Example Scenario: A banana farmer in Jalgaon, Maharashtra insures for heavy spells during July–September. If 3 or more days in a row each exceed 70 mm rainfall, the index triggers a payout of up to ₹35,000.

11. Cumulative daily downward deviation of Minimum Temperature from fortnightly trigger

Description: Tracks cold stress relative to seasonal expectations, useful for temperature-sensitive development phases.

Example Scenario: A grape grower in Nashik covers Nov–Jan berry formation phase. If minimum temperatures fall below the 15°C trigger across multiple nights, a payout protects against cold stress and delayed ripening.

12. Count of days having daily Minimum temperature greater than 21°C

Description: Monitors high nighttime temperatures that can increase respiration and reduce yield or quality in certain crops.

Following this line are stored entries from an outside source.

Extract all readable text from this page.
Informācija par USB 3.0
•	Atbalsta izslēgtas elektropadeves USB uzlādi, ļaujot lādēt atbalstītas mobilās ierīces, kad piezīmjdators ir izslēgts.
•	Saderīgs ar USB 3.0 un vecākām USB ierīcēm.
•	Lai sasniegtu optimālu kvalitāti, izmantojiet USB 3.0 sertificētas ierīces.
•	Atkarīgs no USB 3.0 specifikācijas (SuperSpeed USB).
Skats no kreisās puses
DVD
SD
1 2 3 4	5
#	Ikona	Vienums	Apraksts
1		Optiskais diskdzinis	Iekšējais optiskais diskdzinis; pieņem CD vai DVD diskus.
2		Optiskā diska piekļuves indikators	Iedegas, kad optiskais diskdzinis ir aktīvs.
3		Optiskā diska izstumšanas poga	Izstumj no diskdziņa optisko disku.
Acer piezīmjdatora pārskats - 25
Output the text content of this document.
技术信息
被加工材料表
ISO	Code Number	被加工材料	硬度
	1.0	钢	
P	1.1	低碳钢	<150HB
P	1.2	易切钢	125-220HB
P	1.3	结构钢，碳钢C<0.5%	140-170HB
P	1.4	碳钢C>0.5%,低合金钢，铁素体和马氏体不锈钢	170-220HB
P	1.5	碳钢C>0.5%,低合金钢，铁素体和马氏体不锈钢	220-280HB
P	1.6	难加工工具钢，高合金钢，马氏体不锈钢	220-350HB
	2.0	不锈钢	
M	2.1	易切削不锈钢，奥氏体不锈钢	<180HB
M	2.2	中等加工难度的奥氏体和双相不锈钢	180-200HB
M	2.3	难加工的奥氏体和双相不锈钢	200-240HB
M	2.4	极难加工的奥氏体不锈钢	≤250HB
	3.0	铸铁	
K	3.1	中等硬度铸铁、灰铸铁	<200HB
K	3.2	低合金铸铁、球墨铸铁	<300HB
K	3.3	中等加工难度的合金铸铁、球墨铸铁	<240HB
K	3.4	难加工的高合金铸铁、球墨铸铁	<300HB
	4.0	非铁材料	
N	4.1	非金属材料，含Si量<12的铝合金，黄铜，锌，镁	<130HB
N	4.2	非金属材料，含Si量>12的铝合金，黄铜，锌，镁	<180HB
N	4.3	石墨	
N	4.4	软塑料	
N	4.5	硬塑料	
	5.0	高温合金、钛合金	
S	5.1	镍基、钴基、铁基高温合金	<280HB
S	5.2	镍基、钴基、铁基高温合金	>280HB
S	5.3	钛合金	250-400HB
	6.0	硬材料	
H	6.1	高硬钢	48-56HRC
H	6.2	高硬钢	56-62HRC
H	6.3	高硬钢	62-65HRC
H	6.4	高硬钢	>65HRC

Example Scenario: A tea grower in the Nilgiris monitors Feb–April first flush. If minimum temperatures exceed 21°C on more than 7 days, affecting leaf quality and fungal risk, a ₹40,000 payout is issued.

13. Cumulative daily upward deviation of T Max from threshold

Description: Measures accumulated heat stress that can affect pollination, fruit development, or increase water requirements.

Example Scenario: A coffee farmer in Periyakulam monitors Aug–Sep period. If Tmax consistently exceeds 36°C and the cumulative upward deviation grows beyond the 10-day exit threshold, the ₹10,000 payout applies.